Onun resmi hem Paris’teki erkek egemen avangard sanata hem de başka kadınları seven bir kadın olarak cinsel kimliğine bir tepkiydi. Aynı zamanda, Paris’in moda lezbiyen çevrelerinde alışılmadık bir durum olan (kocasından boşandıktan sonra) geçimini sağlama ihtiyacını da yansıtıyordu. Bu unsurları hesaba katmadan performanslarını değerlendirebileceğinizi düşünmüyorum.


Ancak Smithson’ın hayat hikayesi, tıpkı “Unsites” adını verdiği şeyi yaratmak için bir galeriye ithal ettiği toprak ve diğer döküntülerin, onların kökenlerinin sadece soluk ve uzak hatırlatmaları olması gibi, çalışmalarından da farklıdır.

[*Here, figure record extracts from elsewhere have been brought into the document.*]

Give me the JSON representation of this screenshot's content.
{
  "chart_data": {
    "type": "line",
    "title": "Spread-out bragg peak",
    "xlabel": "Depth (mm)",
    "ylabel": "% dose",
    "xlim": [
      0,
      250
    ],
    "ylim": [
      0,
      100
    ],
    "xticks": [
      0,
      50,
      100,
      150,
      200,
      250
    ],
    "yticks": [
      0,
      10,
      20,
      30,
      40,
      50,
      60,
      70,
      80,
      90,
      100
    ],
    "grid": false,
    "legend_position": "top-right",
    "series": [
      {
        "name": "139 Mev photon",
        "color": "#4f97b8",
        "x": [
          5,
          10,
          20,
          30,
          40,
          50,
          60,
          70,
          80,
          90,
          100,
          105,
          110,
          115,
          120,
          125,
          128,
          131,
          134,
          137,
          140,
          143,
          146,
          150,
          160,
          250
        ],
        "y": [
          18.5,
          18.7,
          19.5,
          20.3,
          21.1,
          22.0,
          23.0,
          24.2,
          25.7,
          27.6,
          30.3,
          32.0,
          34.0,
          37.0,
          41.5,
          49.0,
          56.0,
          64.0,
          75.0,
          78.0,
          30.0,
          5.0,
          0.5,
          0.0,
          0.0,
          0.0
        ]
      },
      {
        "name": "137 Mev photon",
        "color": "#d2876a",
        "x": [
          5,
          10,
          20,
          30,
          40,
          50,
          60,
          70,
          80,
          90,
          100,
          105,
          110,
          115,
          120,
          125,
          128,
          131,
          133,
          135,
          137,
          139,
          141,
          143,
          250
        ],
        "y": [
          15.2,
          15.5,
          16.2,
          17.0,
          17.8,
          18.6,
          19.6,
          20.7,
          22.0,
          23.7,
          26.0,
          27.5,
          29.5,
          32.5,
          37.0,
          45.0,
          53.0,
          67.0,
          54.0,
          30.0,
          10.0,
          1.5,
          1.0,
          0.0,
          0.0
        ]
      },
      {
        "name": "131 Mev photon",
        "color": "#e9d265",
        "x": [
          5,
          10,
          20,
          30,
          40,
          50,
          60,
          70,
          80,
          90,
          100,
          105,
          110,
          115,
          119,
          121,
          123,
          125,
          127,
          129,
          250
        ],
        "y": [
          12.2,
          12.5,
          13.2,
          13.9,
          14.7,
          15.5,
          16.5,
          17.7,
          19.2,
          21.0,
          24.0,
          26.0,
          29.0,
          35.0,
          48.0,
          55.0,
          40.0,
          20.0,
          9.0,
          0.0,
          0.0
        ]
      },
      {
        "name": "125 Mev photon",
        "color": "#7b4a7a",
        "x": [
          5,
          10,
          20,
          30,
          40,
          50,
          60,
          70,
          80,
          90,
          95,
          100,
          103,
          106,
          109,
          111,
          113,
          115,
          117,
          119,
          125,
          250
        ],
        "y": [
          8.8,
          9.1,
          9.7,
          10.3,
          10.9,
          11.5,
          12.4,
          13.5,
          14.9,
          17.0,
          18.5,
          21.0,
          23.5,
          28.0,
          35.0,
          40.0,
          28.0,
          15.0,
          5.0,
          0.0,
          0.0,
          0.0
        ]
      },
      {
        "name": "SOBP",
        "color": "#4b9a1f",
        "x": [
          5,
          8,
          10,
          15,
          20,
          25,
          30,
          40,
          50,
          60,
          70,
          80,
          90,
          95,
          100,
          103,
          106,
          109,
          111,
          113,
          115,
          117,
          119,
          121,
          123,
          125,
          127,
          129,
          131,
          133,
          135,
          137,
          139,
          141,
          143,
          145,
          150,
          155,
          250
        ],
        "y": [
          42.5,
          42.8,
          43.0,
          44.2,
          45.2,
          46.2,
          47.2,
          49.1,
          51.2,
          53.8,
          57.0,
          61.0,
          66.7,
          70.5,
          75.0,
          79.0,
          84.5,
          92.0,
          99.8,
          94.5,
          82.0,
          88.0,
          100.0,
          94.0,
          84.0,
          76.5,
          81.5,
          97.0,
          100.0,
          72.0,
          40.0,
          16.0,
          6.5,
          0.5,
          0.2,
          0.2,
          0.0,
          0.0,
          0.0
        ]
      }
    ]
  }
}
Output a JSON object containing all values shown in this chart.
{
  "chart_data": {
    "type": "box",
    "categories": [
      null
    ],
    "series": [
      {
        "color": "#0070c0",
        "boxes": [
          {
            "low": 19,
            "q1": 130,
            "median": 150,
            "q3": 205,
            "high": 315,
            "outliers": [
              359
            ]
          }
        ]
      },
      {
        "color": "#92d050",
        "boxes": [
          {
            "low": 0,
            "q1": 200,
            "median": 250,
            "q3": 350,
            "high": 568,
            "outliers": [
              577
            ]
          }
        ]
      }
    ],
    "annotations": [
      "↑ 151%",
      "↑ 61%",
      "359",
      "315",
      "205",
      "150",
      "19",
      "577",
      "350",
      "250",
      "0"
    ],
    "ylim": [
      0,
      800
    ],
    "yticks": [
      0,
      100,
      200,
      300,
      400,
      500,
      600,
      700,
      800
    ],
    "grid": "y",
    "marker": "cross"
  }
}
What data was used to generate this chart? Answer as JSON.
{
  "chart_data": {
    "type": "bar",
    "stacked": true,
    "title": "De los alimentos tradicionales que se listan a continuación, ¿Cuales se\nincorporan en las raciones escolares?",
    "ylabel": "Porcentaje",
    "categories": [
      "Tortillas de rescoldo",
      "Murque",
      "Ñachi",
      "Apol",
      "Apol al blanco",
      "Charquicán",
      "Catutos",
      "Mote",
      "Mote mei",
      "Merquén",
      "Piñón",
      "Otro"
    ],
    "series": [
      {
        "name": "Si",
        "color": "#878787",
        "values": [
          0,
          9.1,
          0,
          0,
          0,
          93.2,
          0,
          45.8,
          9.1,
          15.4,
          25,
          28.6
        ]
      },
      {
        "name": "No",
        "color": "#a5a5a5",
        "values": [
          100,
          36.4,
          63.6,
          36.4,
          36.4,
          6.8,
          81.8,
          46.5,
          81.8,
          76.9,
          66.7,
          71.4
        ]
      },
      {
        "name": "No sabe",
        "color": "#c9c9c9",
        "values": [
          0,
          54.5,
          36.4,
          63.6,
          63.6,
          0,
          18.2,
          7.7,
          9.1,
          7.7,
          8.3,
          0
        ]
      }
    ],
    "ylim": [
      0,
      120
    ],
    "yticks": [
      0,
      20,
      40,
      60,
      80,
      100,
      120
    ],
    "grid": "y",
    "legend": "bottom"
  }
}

Smithson’un kariyeri boyunca kırmızı renge dönmesi kişisel bir bakış açısından büyüleyici olsa da, muhtemelen doğumundan önce ölen kardeşinin hayaleti onu rahatsız ettiği için, daha önemli olan onun entropi nedeniyle işlerin nasıl çöktüğüne dair takıntısıdır. yıkılmış sanayi bölgelerine olan sevgisi, havadan perspektif kullanımı ve kaba ve kıymıklara olan tutkusu. Sanatının yinelenen bu özellikleri, okuduğunu, gördüğünü, diğer sanatçılarla yaptığı sohbetleri ve günlük politikaya olan ilgisini bilmekle daha iyi anlaşılır. Bu bir biyografi yazarı için tuhaf bir itiraf ama onun hayat hikayesinin sanatını aydınlatmak konusunda pek bir katkısı olduğunu düşünmüyorum.